Plus, I'm a big merch guy. Gang Starr always did well with selling shirts on the road for years and it always made us a lot of money, and on top of that you're serving the fans ... Since I was a little kid I used to go with my mom to go see shows and she'd always buy me a T-shirt, whether it was Jackson 5, Earth, Wind & Fire, The Commodores, Prince or whatever, and I'd always wear the shirt to school the next day.
A major part of your site is Bars in the Booth. How did that come about?
People were telling me, "You should put something up there where people freestyle and rap over the beat," and after resisting at first, I figured, I got Papoose coming in to work on a record anyway so I'll run that by him ... And when I saw the grittiness of the footage and everything, I loved it. So from there I decided to make something. People started seeing it and wanting to be on it. It got to the point where I started getting all these texts and emails from everybody wanting to be on Bars in the Booth.
Does Gang Starr have a separate website in the works?
Guru's son and I are starting the Gang Starr site ... it's almost ready to launch. His older sister is also involved, she's another member of the Elam family, who I trust, and we're gonna all make sure that his legacy lives on.… I'm creating 20 dope designs based on our classic works like, "The Gang Starr has got to be the sure shot," "Royalty"...
Speaking of royalty, you've been the maestro behind the BET Hip Hop Awards Cyphers. If you could pick any five artists to have in the ultimate cypher, who would they be?
I wanna put together a cypher this year with classic artists. Ideally, I'd love to do one with Big Daddy Kane, Rakim, KRS-One, Kool G Rap and Chuck D and have to have a sixth one, LL Cool J.
As for the incoming generation, you've been working with Joey Bada$$ and the Pro Era Crew, what advice have you given them?
I told him that he really, really has to make sure that his pen gets hotter as he grows to make sure his rhymes get better. He's so young and he's formatting his style to get more and more intense but I told him, "You have to make your rhymes better in order to still keep the buzz you got." … I just met Nyck [Caution] the other day, we were working on a song, we were all talking about girl problems that even I've had and I'm 48 years old…Joey and I were working a record he wanted to be like a stadium anthem.
You've also worked with Kanye a few times. Is he as wild in the studio as the person the public sees in the tabloids?

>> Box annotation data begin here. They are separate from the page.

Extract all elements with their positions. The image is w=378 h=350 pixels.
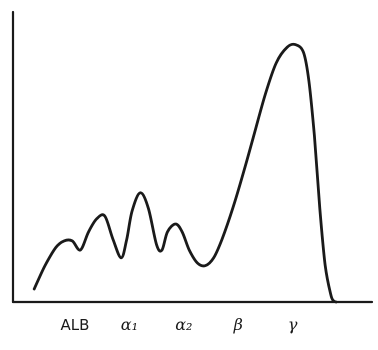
series-line-0 [32, 42, 338, 304]
x-tick-label-3: β [233, 315, 243, 334]
chart-axes [11, 10, 374, 304]
x-tick-label-1: α₁ [121, 315, 138, 334]
series-layer [32, 42, 338, 304]
x-tick-label-4: γ [288, 315, 298, 334]
x-tick-label-0: ALB [61, 316, 90, 334]
x-tick-labels: ALB α₁ α₂ β γ [61, 315, 298, 334]
x-tick-label-2: α₂ [175, 315, 192, 334]
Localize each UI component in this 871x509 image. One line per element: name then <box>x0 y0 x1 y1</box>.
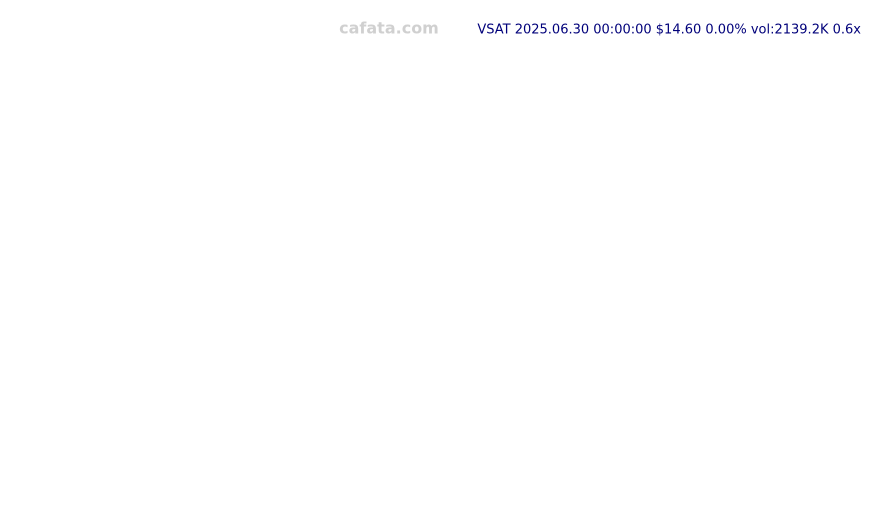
chart-title: VSAT 2025.06.30 00:00:00 $14.60 0.00% vo… <box>477 23 861 38</box>
watermark: cafata.com <box>339 19 439 38</box>
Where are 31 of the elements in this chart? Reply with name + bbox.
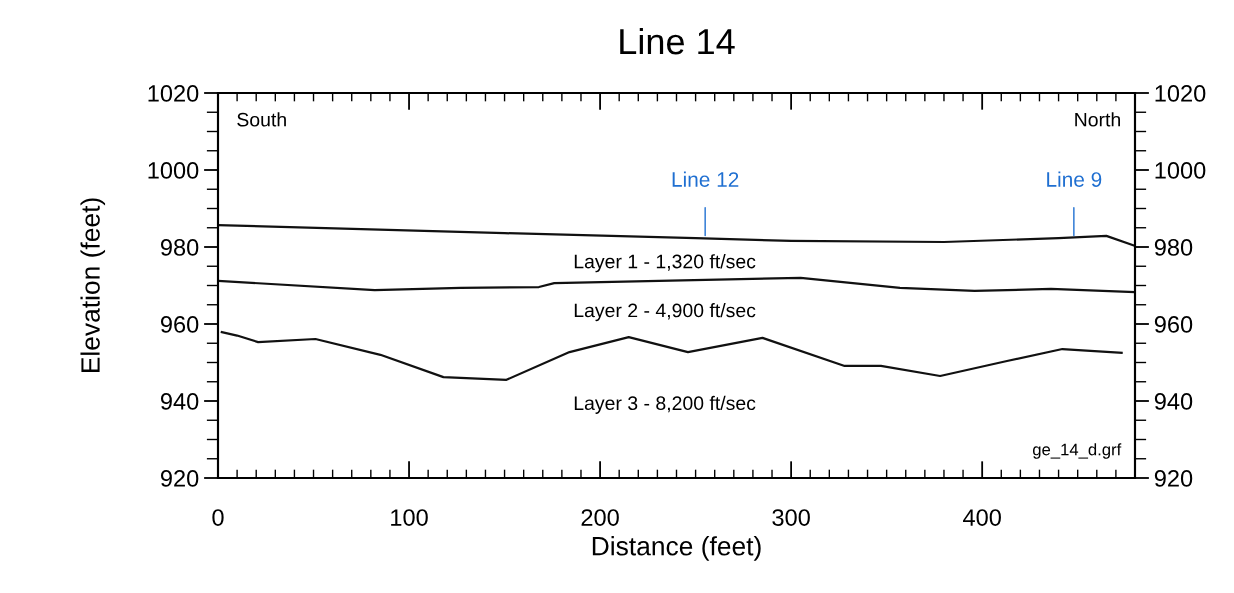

The way he acts, he been acting like that even when he was broke. I knew him when he had no money, before he was even rapping.… We were off stage one night [on Common's Electric Circus Tour], just hangin' and Kanye was like, "Hey Premiere I just signed to Roc-A-Fella, I'm about to drop a whole album and it's gonna go double platinum!" I was looking at him like, "Alright that's a little cocky to say that, but I'm not gonna sleep on it because I never doubt anybody. So I told him I hope it does sell that. And God damn it that thing sold two million copies! He definitely made me a believer.
The best part about him is that he wears passion on his sleeve. Everybody always thinks he's weird or whatever, and he is weird, but I'm weird. We're part of a weirdo click. You gotta be a weirdo to do what we do. You gotta be a DJ nerd and all that stuff to have the capacity in your mind to make something that's different than your average.